LAWS(PVC)-1915-3-38

P M A VELLIAPPA CHETTIAR Vs. SNSUBRAHMANIYAM CHETTY

Decided On March 10, 1915
P M A VELLIAPPA CHETTIAR Appellant
V/S
SNSUBRAHMANIYAM CHETTY Respondents

JUDGEMENT

(1.) The appellants obtained a decree for money against the respondent in the Calcutta High Court. As the respondent was residing within the jurisdiction of the Subordinate Judge s Court of Ramnad, the decree was transmitted on the 2nd September 1912 under the latter portion of Order XXI, Rule 5, to the District Court of Ramnad for execution. This latter Court sent the decree to the Subordinate Judge. An application for execution was made to him on the 22nd of April 1913, and certain properties were attached. While the application was pending in the Sub-Court, the respondent moved the District Court to call up the records from the Sub-Court on the ground that under Rule 161A of the Civil Rules of Practice, the proceedings taken in execution were void as they were instituted more than six months after the transmission of the decree by the Calcutta High Court. The District Judge upheld this contention and ordered "that the decree will be re-called from the Sub-Court and returned to the High Court of Calcutta." The present appeal has been presented against this order.

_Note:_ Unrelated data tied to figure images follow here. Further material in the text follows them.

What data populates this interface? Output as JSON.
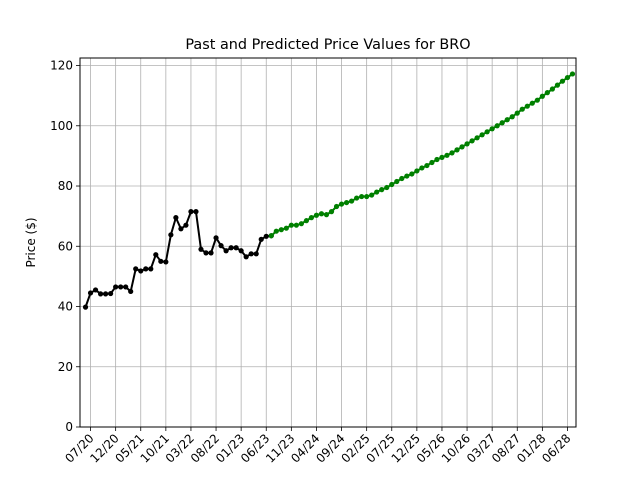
{
  "chart_data": {
    "type": "line",
    "title": "Past and Predicted Price Values for BRO",
    "xlabel": "",
    "ylabel": "Price ($)",
    "ylim": [
      0,
      120
    ],
    "yticks": [
      0,
      20,
      40,
      60,
      80,
      100,
      120
    ],
    "grid": true,
    "xticks": [
      "07/20",
      "12/20",
      "05/21",
      "10/21",
      "03/22",
      "08/22",
      "01/23",
      "06/23",
      "11/23",
      "04/24",
      "09/24",
      "02/25",
      "07/25",
      "12/25",
      "05/26",
      "10/26",
      "03/27",
      "08/27",
      "01/28",
      "06/28"
    ],
    "x_start": "2020-06",
    "colors": {
      "past": "#000000",
      "predicted": "#008000",
      "grid": "#b0b0b0"
    },
    "series": [
      {
        "role": "past",
        "start_month": "2020-06",
        "values": [
          39.8,
          44.5,
          45.5,
          44.2,
          44.2,
          44.3,
          46.5,
          46.5,
          46.5,
          45.0,
          52.5,
          51.8,
          52.5,
          52.5,
          57.2,
          55.0,
          54.8,
          63.8,
          69.5,
          65.8,
          67.0,
          71.5,
          71.5,
          59.0,
          57.8,
          57.8,
          62.8,
          60.2,
          58.5,
          59.5,
          59.5,
          58.5,
          56.5,
          57.5,
          57.5,
          62.3,
          63.3,
          63.5
        ]
      },
      {
        "role": "predicted",
        "start_month": "2023-07",
        "values": [
          63.5,
          65.0,
          65.5,
          66.0,
          67.0,
          67.0,
          67.5,
          68.5,
          69.5,
          70.3,
          70.8,
          70.5,
          71.5,
          73.2,
          74.0,
          74.5,
          75.0,
          76.0,
          76.5,
          76.5,
          77.0,
          78.0,
          78.8,
          79.5,
          80.5,
          81.5,
          82.5,
          83.3,
          84.0,
          85.0,
          86.0,
          86.8,
          87.8,
          88.8,
          89.5,
          90.2,
          91.0,
          92.0,
          93.0,
          94.0,
          95.0,
          96.0,
          97.0,
          98.0,
          99.0,
          100.0,
          101.0,
          102.0,
          103.0,
          104.2,
          105.5,
          106.5,
          107.5,
          108.5,
          109.8,
          111.0,
          112.2,
          113.5,
          114.8,
          116.0,
          117.2
        ]
      }
    ]
  }
}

(2.) Mr. Krishnaswami Aiyar has argued a number of points against the view of the District Judge. He contended that there will be a further period of six months from the date of the District Court transferring the decree for execution to the Sub-Court. This is obviously untenable. He next contended that the District Judge had no power to re-call the decree from the Subordinate Judge. Section 24, clause(1)(b), is comprehensive enough to enable the District Court to withdraw a transmitted execution proceeding to its own file and to dispose of it. The learned Vakil has also argued that the exceeding of the time limit does not render the proceedings infructuous.

(3.) The aim of the Rule is to compel the decree-holder to take prompt steps to enforce the decree. The rule is in the nature of an instruction or direction to the Court to return the papers to the transmitting Court, if no steps were taken by the decree-holder within six months to execute the decree. A violation of this rule does not render the proceedings taken void ab initio. In such cases, time is not of the essence of the stipulation. Mr. Justice Deninan points out in Galdow v. Pixell 2 C.P.D. 562 : 46 L.J.C.P. 541 : [36 L.T. 469 : 25 W.B. 773 "The cases cited before us establish that, where a public officer is directed by a Statute to perform a duty within a specified time, the provisions as to time are only directory, and also that in considering whether a Statute is imperative a balance may be struck between the inconvenience of rigidly adhering to, and the inconvenience of sometimes departing from, its terms." Mr. Justice Lopes says that in deciding whether a rule is mandatory or directory, the possibility of justice suffering from a too rigid application of the time limit should be taken into account. In Queen v. Ingall 2 Q.B.D. 199 : 46 L.J.M.C. 113 : 35 L.T. 552 : 25 W.R. 57, both Mellor and Lush, JJ., enunciate the same principle. Reference may also be made to Brumfit v. Bremner 9 C.B. (N.S.) 1 : K. and G. 352 : 30 L.J.C.P. 33 : 7 Jur. (N.S.) 371 : 3 L.T. 375 : 9 W.R. 144 : 142 E.R. 1 : 127 R.R. 582 and to Queen v. Lofthouse 1 Q.B. 433 : 7 B. and Section 447 : 35 L.J.Q.B. 145 : 12 Jur. (N.S.) 619 : 14 L.T. 359 : 14 W.R. 649. We think the reason underlying these pronouncements is applicable to the present case. The effect of holding that the Sub-Court was functus officio after six months and that the proceedings in execution are a nullity would, be to allow the judgment-debtor to escape the liability which the law subjects him to. The rule in question is not an adjunct to the Code of Civil Procedure. It is a rule of convenience issued by the High Court with the object of inducing decree-holders to take early steps to execute their decrees. Although Section 148 of the Code of Civil Procedure may not apply in terms to the present case, its analogy may be utilised for the purpose of showing that the Legislature regards such provisions as directory in their nature and not mandatory.